I did not grow up on a farm, so I had no real idea what a pigsty was, although I could guess. I knew it somehow described the condition of the room I shared with my younger brother. My mother would invariably invoke the term immediately before ordering us to straighten it up. This was the source of enormous frustration to me, because it interrupted whatever fun we were having in making the mess.
As I grew older, my teachers joined the battle against disorder. I can’t recall now whether any of them explicitly invoked the “messy desk, messy mind” mantra. But all clearly subscribed to this theory. They believed messy minds were antithetical to correct spelling and the mastery of multiplication tables. Despite my suspicions, teachers could not actually read minds, so their main method of appraising mental disarray was to take stock of our immediate surroundings. Mine betrayed the most abject intellectual disorder, even though I did my best to camouflage it by getting good grades.
Desks in school were small, so opportunities for true self-expression were relatively limited. The workplace afforded much greater leeway to indulge in untidiness, particularly later on when I had a private office with lots of flat surfaces to bury in piles of paper. I began my career in the era before desktop computers and e-mail, so the only way to demonstrate you were hard at work was to push paper. I confess I always suspected people with chronically clean desks didn’t have enough to do.
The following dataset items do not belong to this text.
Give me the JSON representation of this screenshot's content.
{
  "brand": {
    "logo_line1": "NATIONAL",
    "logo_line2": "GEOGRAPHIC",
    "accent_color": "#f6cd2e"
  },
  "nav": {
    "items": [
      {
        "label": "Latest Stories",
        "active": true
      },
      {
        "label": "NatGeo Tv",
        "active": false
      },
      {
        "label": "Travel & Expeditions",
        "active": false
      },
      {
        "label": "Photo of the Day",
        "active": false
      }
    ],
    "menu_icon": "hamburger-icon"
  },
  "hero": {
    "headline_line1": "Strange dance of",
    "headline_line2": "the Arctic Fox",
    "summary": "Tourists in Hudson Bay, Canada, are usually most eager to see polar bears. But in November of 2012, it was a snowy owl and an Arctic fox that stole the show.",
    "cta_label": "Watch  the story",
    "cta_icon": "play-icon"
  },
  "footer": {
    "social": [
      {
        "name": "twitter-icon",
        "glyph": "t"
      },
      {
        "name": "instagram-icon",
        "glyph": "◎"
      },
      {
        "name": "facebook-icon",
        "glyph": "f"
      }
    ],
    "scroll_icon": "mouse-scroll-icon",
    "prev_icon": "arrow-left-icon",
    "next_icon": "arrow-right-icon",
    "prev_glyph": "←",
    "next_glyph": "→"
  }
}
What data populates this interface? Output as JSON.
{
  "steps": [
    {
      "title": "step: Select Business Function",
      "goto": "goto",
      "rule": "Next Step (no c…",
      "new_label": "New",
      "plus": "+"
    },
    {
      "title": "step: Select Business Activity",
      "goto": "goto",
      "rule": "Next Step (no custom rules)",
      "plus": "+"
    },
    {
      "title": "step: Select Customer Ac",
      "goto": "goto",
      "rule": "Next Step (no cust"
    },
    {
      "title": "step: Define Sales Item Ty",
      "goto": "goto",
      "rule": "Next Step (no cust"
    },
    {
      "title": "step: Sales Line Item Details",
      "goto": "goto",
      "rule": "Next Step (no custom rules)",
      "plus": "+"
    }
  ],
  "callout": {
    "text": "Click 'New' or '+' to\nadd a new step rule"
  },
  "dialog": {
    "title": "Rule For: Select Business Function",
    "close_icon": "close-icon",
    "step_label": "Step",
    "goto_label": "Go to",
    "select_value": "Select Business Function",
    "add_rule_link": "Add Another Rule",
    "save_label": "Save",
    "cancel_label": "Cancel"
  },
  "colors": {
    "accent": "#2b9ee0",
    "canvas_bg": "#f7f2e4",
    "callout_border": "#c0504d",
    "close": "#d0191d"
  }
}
So far as I have been able to determine, there is nothing in Scripture declaring that messiness is an abomination unto the Lord. Granted, desks didn’t exist in biblical times, and paper was still an expensive luxury, so it wasn’t likely to pile up. Many people wrongly assume the Bible says something about cleanliness being next to godliness. But the actual source of that sentiment is a sermon by John Wesley in 1778, and he was referring to personal hygiene, not keeping your desk clean.
The early church developed lists of cardinal virtues and vices, neither of which mentioned messiness or its opposite. You could conceivably attribute messiness to sloth, one of seven deadly sins. However, as noted above, you could just as easily argue that a tidy desk was a sign of not having enough to do, which might be the result of slothfulness.
It was left to a young Ben Franklin to include orderliness among the 13 virtues he practiced in a life-long attempt to improve his moral character. “Let all your things have their places,” Franklin wrote sternly, “let each part of your business have its time.” However, although he reported significant progress in practicing the other 12 virtues, his attempts to tidy up his life were unavailing. He frankly acknowledged he was a man of “untidy habits,” as Sherlock Holmes might later have expressed it. Yet while one can easily imagine Franklin including “messy desk, messy mind” as one of the pithy aphorisms in Poor Richard’s Almanac, the thought clearly did not apply in his case. He is still regarded as one of the greatest scientific minds of the 18th century.
I grew up in the 1950s, when the virtues of neatness still went unquestioned. Increasingly, however, messiness has come to be regarded as a mark of creative genius rather than as a sign of a disheveled mind. Proponents point to such disheveled geniuses as Albert Einstein, Steve Jobs, code-breaker Alan Turing and Alexander Fleming, the discoverer of penicillin. “My untidy habits drive me to follow the slash-and-burn (or Mad Hatter) principle,” evolutionary biologist Richard Dawkins once declared. “Work on a virgin table until the mess becomes unbearable, then move on to a clean table in a clean room — or, on a beautiful summer day like this, one of the five tables dotted around the garden. Trash that table and move on again.”
Although there are a handful of studies purporting to demonstrate a link between messiness and creativity, the evidence is admittedly thin. While it might be tempting to think of oneself as a creative genius, Sherlock Holmes may have been closer to the mark when he attributed signs of messiness simply to untidy habits. Still, I take some comfort in the example of Thomas Edison, who held more than 1,000 patents at the time of his death. “To invent,” he said, “you need a good imagination and a pile of junk.”